Posted Feb 10, 2011 9:18 UTC (Thu) by dlang (guest, #313)
In reply to: Linux autorun vulnerabilities? by Fowl
Parent article: Linux autorun vulnerabilities?

no, the USB bus does not support DMA (direct memory access), the driver uses it to transfer data from the memory to the server-side hardware, but the devices plugged in cannot initiate or control DMA.

Linux autorun vulnerabilities?

Posted Feb 10, 2011 12:43 UTC (Thu) by cesarb (subscriber, #6266) [Link] (2 responses)

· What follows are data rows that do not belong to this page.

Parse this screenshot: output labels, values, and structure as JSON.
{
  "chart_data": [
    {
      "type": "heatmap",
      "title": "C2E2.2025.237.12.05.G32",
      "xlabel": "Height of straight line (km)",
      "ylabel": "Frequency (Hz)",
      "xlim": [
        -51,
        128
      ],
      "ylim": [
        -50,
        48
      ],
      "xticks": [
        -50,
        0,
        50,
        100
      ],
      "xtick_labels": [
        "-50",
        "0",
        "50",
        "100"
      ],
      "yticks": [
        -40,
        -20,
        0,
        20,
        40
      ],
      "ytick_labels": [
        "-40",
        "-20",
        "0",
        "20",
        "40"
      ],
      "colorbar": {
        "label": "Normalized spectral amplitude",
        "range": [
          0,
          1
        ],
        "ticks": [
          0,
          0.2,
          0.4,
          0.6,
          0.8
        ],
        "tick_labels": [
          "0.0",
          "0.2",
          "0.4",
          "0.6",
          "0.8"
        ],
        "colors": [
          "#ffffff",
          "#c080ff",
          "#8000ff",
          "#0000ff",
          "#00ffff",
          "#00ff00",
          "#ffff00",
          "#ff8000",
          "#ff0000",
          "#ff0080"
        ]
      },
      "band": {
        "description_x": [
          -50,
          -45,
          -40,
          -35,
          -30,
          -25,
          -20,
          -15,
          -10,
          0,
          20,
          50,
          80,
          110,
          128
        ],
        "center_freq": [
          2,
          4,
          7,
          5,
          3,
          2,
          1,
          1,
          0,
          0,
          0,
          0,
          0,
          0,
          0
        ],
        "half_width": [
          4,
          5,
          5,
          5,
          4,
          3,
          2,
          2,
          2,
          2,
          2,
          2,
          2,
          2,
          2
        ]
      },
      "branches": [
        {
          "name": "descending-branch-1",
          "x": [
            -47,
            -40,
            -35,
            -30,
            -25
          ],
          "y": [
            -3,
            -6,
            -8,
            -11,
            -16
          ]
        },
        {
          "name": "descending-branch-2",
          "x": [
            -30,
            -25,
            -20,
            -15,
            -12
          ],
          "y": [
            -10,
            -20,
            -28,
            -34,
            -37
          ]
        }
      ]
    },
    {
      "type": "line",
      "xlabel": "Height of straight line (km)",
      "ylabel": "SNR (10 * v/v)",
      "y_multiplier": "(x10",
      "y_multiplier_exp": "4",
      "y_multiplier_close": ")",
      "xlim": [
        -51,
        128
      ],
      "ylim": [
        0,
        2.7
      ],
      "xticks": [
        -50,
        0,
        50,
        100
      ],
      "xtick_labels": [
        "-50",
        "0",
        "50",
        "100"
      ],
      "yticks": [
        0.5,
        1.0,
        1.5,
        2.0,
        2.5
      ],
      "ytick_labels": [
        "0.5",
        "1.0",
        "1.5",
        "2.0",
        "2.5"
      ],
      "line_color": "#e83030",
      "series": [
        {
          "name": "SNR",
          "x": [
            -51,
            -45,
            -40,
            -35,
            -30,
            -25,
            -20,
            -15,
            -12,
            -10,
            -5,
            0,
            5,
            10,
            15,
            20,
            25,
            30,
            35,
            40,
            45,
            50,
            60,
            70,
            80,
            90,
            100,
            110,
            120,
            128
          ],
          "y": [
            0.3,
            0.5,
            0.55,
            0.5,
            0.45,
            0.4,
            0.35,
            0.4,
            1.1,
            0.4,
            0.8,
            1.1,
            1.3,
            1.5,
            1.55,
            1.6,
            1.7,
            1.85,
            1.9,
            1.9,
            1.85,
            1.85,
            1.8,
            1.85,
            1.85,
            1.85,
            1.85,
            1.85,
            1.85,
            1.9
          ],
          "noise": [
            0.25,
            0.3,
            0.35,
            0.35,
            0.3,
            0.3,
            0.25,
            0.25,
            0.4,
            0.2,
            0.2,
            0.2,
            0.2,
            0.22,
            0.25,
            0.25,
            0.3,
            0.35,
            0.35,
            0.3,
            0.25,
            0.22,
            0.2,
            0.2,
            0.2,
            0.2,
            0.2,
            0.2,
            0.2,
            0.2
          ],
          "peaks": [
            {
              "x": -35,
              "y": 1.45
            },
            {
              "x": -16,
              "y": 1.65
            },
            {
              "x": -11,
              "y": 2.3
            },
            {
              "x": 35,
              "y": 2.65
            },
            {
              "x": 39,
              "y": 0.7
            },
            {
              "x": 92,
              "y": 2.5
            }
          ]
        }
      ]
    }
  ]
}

Well, an USB device can emulate a keyboard/mouse too. I am sure a creative hacker would be able to use this to do something like opening a terminal and typing a command.

But this requires special hardware. What we are talking about is things that can be used for worm-like behavior, that is, things that can be written to a generic USB mass storage device.

Linux autorun vulnerabilities?

Posted Feb 10, 2011 14:07 UTC (Thu) by gidoca (subscriber, #62438) [Link] (1 responses)

Special hardware? What prevents you from doing this as a malware for smartphones?

Linux autorun vulnerabilities?

Posted Feb 10, 2011 15:28 UTC (Thu) by cesarb (subscriber, #6266) [Link]

Good catch. Even though I have one on my pocket, I completely forgot that it can be used as the "special hardware" I was thinking of.